It’s feels like it’s been forever, but it’s actually only been 3 days since my last post. Life gets so hectic and I get lost in the jumble of it all.
But, rest assured, I am still alive and kicking with maybe a little less pep in my step. It’s been a rough few days for me. Nothing has made much sense and the kids have been a bit owly.
However, the sun continues to shine and today looks more promising.
Anywhoo, as I said, the last few days have been kind of bummer days. I wasn’t really feeling the holiday celebration so I didn’t do a whole lot. I stayed home for most of it. My hubby and my kiddos did go out a do a few things and ended the evening on July 4th with a few fireworks at our home. The transition from being a working mom back to a stay home is kicking my butt yet again. I just need to find my groove 🙂
I missed Wednesday Mass this week which always throws me off as well.
The days have been busy with what feels like appointment after appointment. Any time I have to drive to town it’s an all day endeavor and by the time I get home, the day is gone which adds to my anxiety. It’s weird.
The other day I got to spend most of the day with my mom which always makes me feel better.
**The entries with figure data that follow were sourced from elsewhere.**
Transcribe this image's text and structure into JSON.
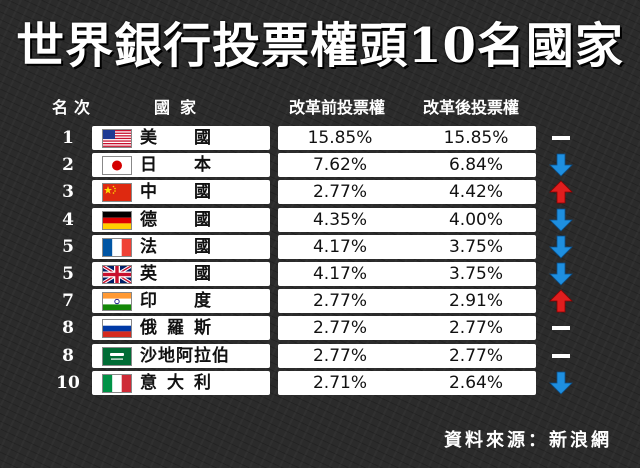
{
  "title": "世界銀行投票權頭10名國家",
  "headers": {
    "rank": "名次",
    "country": "國家",
    "before": "改革前投票權",
    "after": "改革後投票權"
  },
  "source": "資料來源：新浪網",
  "colors": {
    "up": "#e01e1e",
    "down": "#1e8fe0",
    "same": "#ffffff"
  },
  "chart_data": {
    "type": "table",
    "title": "世界銀行投票權頭10名國家",
    "columns": [
      "名次",
      "國家",
      "改革前投票權",
      "改革後投票權"
    ],
    "rows": [
      {
        "rank": "1",
        "country": "美　國",
        "flag": "us-flag-icon",
        "before": "15.85%",
        "after": "15.85%",
        "trend": "same"
      },
      {
        "rank": "2",
        "country": "日　本",
        "flag": "japan-flag-icon",
        "before": "7.62%",
        "after": "6.84%",
        "trend": "down"
      },
      {
        "rank": "3",
        "country": "中　國",
        "flag": "china-flag-icon",
        "before": "2.77%",
        "after": "4.42%",
        "trend": "up"
      },
      {
        "rank": "4",
        "country": "德　國",
        "flag": "germany-flag-icon",
        "before": "4.35%",
        "after": "4.00%",
        "trend": "down"
      },
      {
        "rank": "5",
        "country": "法　國",
        "flag": "france-flag-icon",
        "before": "4.17%",
        "after": "3.75%",
        "trend": "down"
      },
      {
        "rank": "5",
        "country": "英　國",
        "flag": "uk-flag-icon",
        "before": "4.17%",
        "after": "3.75%",
        "trend": "down"
      },
      {
        "rank": "7",
        "country": "印　度",
        "flag": "india-flag-icon",
        "before": "2.77%",
        "after": "2.91%",
        "trend": "up"
      },
      {
        "rank": "8",
        "country": "俄羅斯",
        "flag": "russia-flag-icon",
        "before": "2.77%",
        "after": "2.77%",
        "trend": "same"
      },
      {
        "rank": "8",
        "country": "沙地阿拉伯",
        "flag": "saudi-flag-icon",
        "before": "2.77%",
        "after": "2.77%",
        "trend": "same"
      },
      {
        "rank": "10",
        "country": "意大利",
        "flag": "italy-flag-icon",
        "before": "2.71%",
        "after": "2.64%",
        "trend": "down"
      }
    ]
  }
}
In fact, I was feeling so anxious that day, I didn’t want to go home, but I did.
However, after almost a full day in town yesterday and a weariness from that excursion, a storm blew in shortly after we arrived home. The winds came up so high that the trees were bent over just about touching the ground, streaks of lightening flashed across the sky, and booms of thunder almost shook the foundation. My husband and I stood in the garage doors, looking out to watch the fury of the storm. He noticed the water overflowing the gutters and had to find the problem. So, in the middle of that ferocious storm, he was unclogging the gutters. And, ahoy, at last the water rushed out after the debris had been removed. Soon it began to change from a gush of water to a minimal, free flowing stream of water once again.
I am thankful for the calm after the storm. With all the anxiety I have felt over this week, the storm somewhat settled the anxiousness within myself.